A few days earlier, at the Comedy Cellar in Greenwich Village, Schumer takes the stage and introduces herself to the audience as a “very famous model.” Wearing a New York City uniform of head-to-toe black, with her blond hair pulled back in a jaunty ponytail, she surveys the crowd and revises her bio. “Actually, I’m a bag of mashed potatoes.” As Schumer told Jimmy Kimmel last fall, this description of her body–which, she adds, totally made her crave mashed potatoes–came to her care of an Internet troll.

Back in the hotel suite, she tells me, “A big part of becoming a funny person was a major defense mechanism. Onstage, especially as a woman, I’ve had to be really tough. The second you show a crack, the audience can literally leave.” When she started out as a comic, her goal was simply to coax laughter, and her bawdy humor–riffs on one-night stands and Internet porn–did just that. Eventually, she began to see comedy as an opportunity to inform audiences about issues she cared about. A writer later described her show as “sneaking shaved carrots into brownies,” she recalls, and the notion of a stealth agenda stuck with her.

Right now, though, she’s more interested in talking about overt agendas. She became a gun-control activist three years ago after a gunman opened fire at a showing of Trainwreck in Lafayette, La., killing two women. She’s also part of the Time’s Up initiative, which was organized in the wake of Hollywood’s sexual-abuse scandals. “Is this the biggest bummer of an interview?” she asks, aware that her monologue about the “nightmare” that is the Trump Administration (Schumer was an outspoken Clinton supporter) is not what readers might expect from one of today’s most reliable purveyors of laughs. She’s so bummed out by the political climate, she says, “I’ve been doing less standup, just because it’s not funny.” At one point in our conversation, tears come to her eyes.

She knows speaking out about political issues will directly impact her career. It’s happened before, when so-called alt-right activists organized to rate her Netflix special poorly. “There will be a movement on Reddit to try and get the movie voted down, to actually hurt me,” she says. “But I’m not going to let that slow me down.” She’s taking it upon herself to call out harmful behavior when she sees it. Just the other day, she corrected a male interviewer who called her a “lady boss,” calmly explaining that she’d rather just be called a boss.

She gets called out herself sometimes–an occupational hazard for a comedian for whom few subjects are off-limits.
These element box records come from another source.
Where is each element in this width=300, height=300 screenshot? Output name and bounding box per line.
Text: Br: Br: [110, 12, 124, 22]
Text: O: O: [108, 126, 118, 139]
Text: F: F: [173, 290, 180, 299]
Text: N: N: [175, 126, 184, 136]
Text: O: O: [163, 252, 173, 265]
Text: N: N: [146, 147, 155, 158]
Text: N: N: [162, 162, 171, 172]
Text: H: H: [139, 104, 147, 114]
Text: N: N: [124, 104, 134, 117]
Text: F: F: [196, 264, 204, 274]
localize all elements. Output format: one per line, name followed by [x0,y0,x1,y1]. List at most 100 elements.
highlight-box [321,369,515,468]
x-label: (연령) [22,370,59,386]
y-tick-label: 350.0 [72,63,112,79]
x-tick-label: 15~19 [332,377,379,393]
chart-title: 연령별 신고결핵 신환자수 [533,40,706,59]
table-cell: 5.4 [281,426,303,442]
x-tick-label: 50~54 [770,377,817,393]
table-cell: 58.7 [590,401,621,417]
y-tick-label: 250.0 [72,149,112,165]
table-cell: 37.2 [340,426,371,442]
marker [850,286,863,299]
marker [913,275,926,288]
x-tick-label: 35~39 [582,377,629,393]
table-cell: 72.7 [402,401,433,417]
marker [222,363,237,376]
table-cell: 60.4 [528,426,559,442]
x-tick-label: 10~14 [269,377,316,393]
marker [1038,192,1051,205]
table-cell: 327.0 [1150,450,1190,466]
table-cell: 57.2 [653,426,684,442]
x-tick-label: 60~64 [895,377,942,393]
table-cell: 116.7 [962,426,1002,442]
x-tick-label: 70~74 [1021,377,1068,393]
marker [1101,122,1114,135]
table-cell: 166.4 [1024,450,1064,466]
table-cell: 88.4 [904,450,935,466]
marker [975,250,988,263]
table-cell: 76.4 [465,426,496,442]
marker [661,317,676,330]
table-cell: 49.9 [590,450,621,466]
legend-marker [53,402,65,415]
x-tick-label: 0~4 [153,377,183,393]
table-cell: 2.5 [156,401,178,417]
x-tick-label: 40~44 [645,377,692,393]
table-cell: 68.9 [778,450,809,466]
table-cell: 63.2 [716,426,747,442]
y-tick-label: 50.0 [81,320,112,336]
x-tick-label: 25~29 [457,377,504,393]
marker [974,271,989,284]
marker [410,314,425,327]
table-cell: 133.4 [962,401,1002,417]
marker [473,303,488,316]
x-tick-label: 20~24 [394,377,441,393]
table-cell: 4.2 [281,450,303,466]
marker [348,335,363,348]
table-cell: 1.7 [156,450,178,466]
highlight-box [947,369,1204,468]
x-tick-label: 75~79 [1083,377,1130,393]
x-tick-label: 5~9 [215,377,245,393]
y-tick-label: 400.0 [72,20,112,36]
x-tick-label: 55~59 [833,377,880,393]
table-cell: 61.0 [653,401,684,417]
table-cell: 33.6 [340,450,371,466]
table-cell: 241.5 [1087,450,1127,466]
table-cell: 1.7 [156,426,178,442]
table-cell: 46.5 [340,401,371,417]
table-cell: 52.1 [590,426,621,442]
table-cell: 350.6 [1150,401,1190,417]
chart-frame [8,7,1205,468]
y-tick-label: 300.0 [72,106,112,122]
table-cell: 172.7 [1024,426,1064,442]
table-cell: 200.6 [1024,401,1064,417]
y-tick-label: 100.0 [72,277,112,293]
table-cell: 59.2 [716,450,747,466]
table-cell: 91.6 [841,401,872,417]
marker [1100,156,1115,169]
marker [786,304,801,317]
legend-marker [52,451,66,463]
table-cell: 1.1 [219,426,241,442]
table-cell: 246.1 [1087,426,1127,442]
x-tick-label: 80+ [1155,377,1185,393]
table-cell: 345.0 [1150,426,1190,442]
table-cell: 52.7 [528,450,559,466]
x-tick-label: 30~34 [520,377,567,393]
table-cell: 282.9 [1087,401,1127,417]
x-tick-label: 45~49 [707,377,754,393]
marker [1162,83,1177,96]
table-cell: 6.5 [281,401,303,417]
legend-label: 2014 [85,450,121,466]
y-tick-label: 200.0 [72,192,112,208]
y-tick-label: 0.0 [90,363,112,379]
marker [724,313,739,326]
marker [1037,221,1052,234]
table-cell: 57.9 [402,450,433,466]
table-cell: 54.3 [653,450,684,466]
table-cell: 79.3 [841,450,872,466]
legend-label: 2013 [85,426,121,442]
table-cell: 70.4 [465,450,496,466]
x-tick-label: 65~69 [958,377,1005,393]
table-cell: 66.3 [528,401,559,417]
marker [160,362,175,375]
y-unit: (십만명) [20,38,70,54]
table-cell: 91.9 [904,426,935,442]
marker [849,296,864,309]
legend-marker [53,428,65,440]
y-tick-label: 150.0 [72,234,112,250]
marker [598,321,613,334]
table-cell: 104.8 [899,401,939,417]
She recalls a 2016 tribute she made to Beyoncé’s song “Formation,” sanctioned by Beyoncé and released on Jay-Z’s streaming platform, Tidal, which was criticized as a white feminist’s tone-deaf response to an anthem of black female pride. “I knew what my intention was, but the intention didn’t really matter, and it upset people,” she says. “I’ve learned a lot since then. I don’t want to hurt anybody … I really am a chick from Long Island who’s just learning along with everyone. So whatever sh-t comes out of my mouth–and I f-ck up all the time–just know that I’m trying my best.”

After our interview, the elevator ferrying us to the lobby of the “affair” hotel stops, and two men in suits walk in. One stands with his back inches from Schumer’s face, like something out of Candid Camera. “Sir, that’s a little close,” she says, firmly but politely. He startles, apparently unaware of the intrusion. “A little personal space, please,” she adds. Not every fight is the Battle of Gettysburg. But for Schumer, even the little things are worth calling attention to.